Он появился около двух ночи, дыша самогоном и чесноком. На нем была чужая рубаха — байковая, линялая, на синем фоне топырились огромные белые звезды. Не мужчина, а прям Маленький принц какой-то.
Мой муж — Водолей
Мой муж — Водолей

Мой муж — Водолей

Он появился около двух ночи, дыша самогоном и чесноком. На нем была чужая рубаха — байковая, линялая, на синем фоне топырились огромные белые звезды. Не мужчина, а прям Маленький принц какой-то.

– Скотина, — выдохнула я с облегчением. — Я две ночи не спала. Боялась.
Он швырнул в угол мокрый брезентовый рюкзак и надменно бросил:
– Благодари бога, что вообще вернулся. А мог бы...

И с порога — куча отвратительных подробностей: как они там, в деревне, крестили его крестника Славика, как потом выпили с мужиками и батюшкой, поехали на машине и не справились с управлением. Машина рухнула с моста в реку. Но все остались живы. И себя удалось спасти, и рюкзак. Паспорт, правда, менять придется. Размок в кашу. А за машиной потом обещали трактор прислать. И водолаза. Жалко тачку — старый надежный ГАЗ...
Тачку-то жалко, а меня — как всегда. В смысле, не очень. Криком его не возьмешь, так что мой удел — каменное лицо и ледяной тон. Продолжаем светский разговор:
— А зачем было пьяными на машине ехать?
— К Володьке.
Можно подумать, это хоть что-то объясняет! Четыре дня назад он отправился в деревню на крестины, обещал обернуться за сутки, а теперь хочет, чтобы я благодарила бога.
— Ты почему не позвонил, не предупредил?
На этот вопрос у него никогда нет ответа. Он хронически не умеет звонить и предупреждать, а если иной раз умеет, то мне же хуже: наплетет по телефону галиматью, потом внезапно оборвется связь — и сиди себе, ломай голову, чем же там все кончилось.

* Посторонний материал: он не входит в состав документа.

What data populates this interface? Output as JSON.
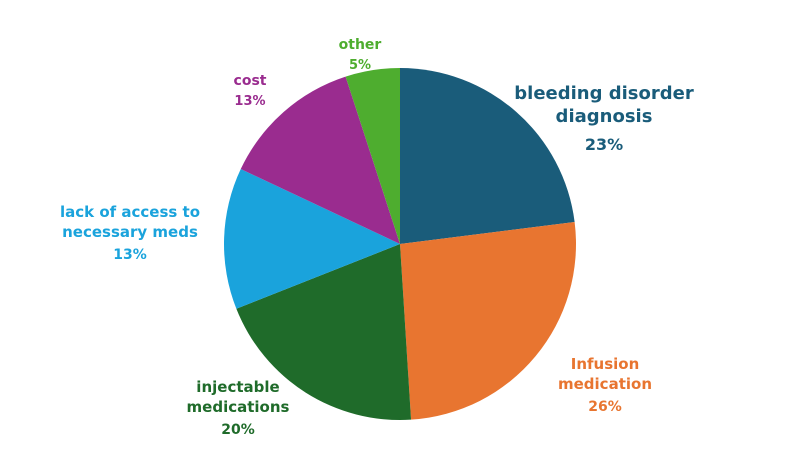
{
  "chart_data": {
    "type": "pie",
    "title": "",
    "start_angle_deg": 0,
    "direction": "clockwise",
    "slices": [
      {
        "key": "bleeding",
        "label_lines": [
          "bleeding disorder",
          "diagnosis"
        ],
        "value": 23,
        "value_label": "23%",
        "color": "#1a5c7a"
      },
      {
        "key": "infusion",
        "label_lines": [
          "Infusion",
          "medication"
        ],
        "value": 26,
        "value_label": "26%",
        "color": "#e87530"
      },
      {
        "key": "injectable",
        "label_lines": [
          "injectable",
          "medications"
        ],
        "value": 20,
        "value_label": "20%",
        "color": "#1f6b2a"
      },
      {
        "key": "access",
        "label_lines": [
          "lack of access to",
          "necessary meds"
        ],
        "value": 13,
        "value_label": "13%",
        "color": "#1aa3dc"
      },
      {
        "key": "cost",
        "label_lines": [
          "cost"
        ],
        "value": 13,
        "value_label": "13%",
        "color": "#9a2c8f"
      },
      {
        "key": "other",
        "label_lines": [
          "other"
        ],
        "value": 5,
        "value_label": "5%",
        "color": "#4ead2f"
      }
    ]
  }
}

Мой муж — Водолей. Существо непредсказуемое, загадочное и подвижное, как ртуть. Жидкий металл и отрава. Иногда мне кажется, что он сумасшедший, — в такие моменты остается надеяться, что не буйный... Зиму напролет он ходит в тонкой флисовой размахайке и летних туфлях — уверяет, что не холодно. Летом влезает в железные протекторные башмаки — клянется, что не жарко.
— Какой классный запах! Это у тебя что, "Шанель"? — говорит он про ползущий из туалета удушливый шлейф освежителя.
— А что это у нас за вонь, как будто тараканов морили? — это уже про мои любимые духи от Тьерри Муглера.

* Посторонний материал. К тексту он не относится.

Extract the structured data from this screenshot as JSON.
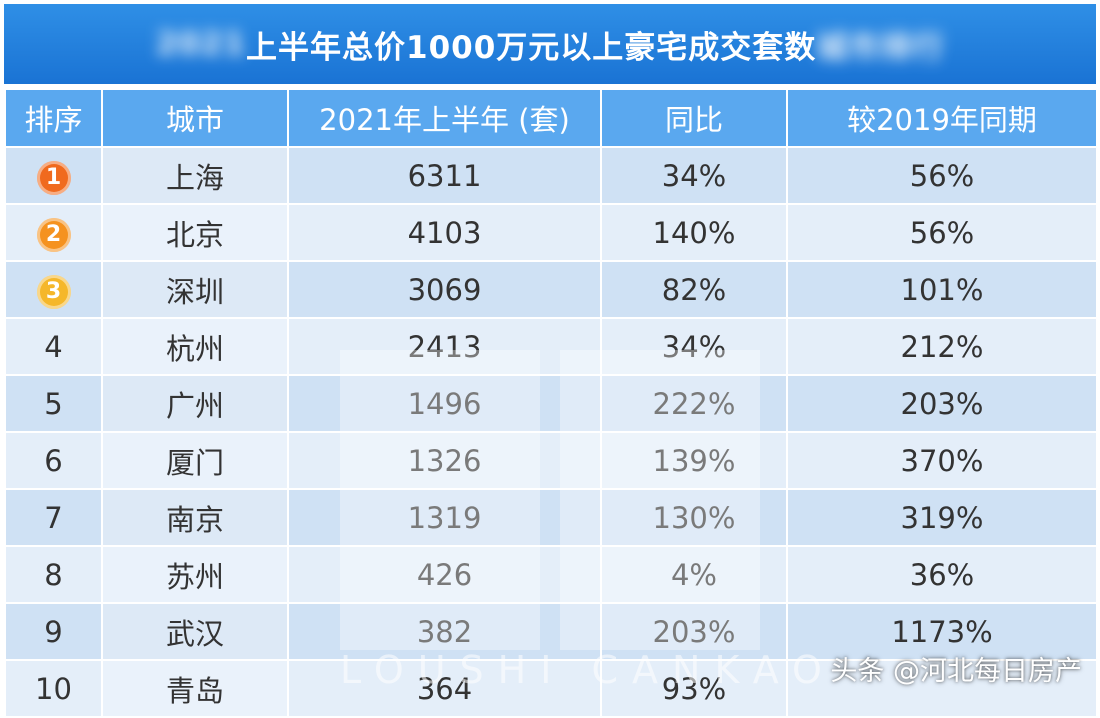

Он ест сало с вареньем, запивая молоком, а коньяк закусывает селедкой. Ему так нравится. В четыре утра его можно застать на кухне с истрепанными мемуарами маршала Жукова и стремительно тающей половиной торта:
— Я тут, Ир, что-то проснулся и так жрать захотел...
Метет ложкой прямо из коробки, и ведь хоть бы что — тощий, как щепка. А если бы растолстел, уверена, ему на это наплевать. Ругая его за обжорство, в глубине души я понимаю, что мною движет обычная зависть...

Он где-то вычитал, будто Водолеи — носители самых прогрессивных идей. Высшие существа. И интуиция у них такая-сякая, и юмор особенный, и обаяния пруд пруди... Он сразу во все это поверил и своей водолейскостью страшно гордится. Моя больная мозоль — невероятная любовь, которую мой Водолей питает к людям. Он млеет от теле- и радиоведущих, боксера Кости Цзю и журналистки Юлии Латыниной, он обожает наших дворников, опальных олигархов и умных, но не сильно толстых женщин. Он гордится их достоинствами, как будто все эти люди — его родные дети, которые учатся сплошь на пятерки.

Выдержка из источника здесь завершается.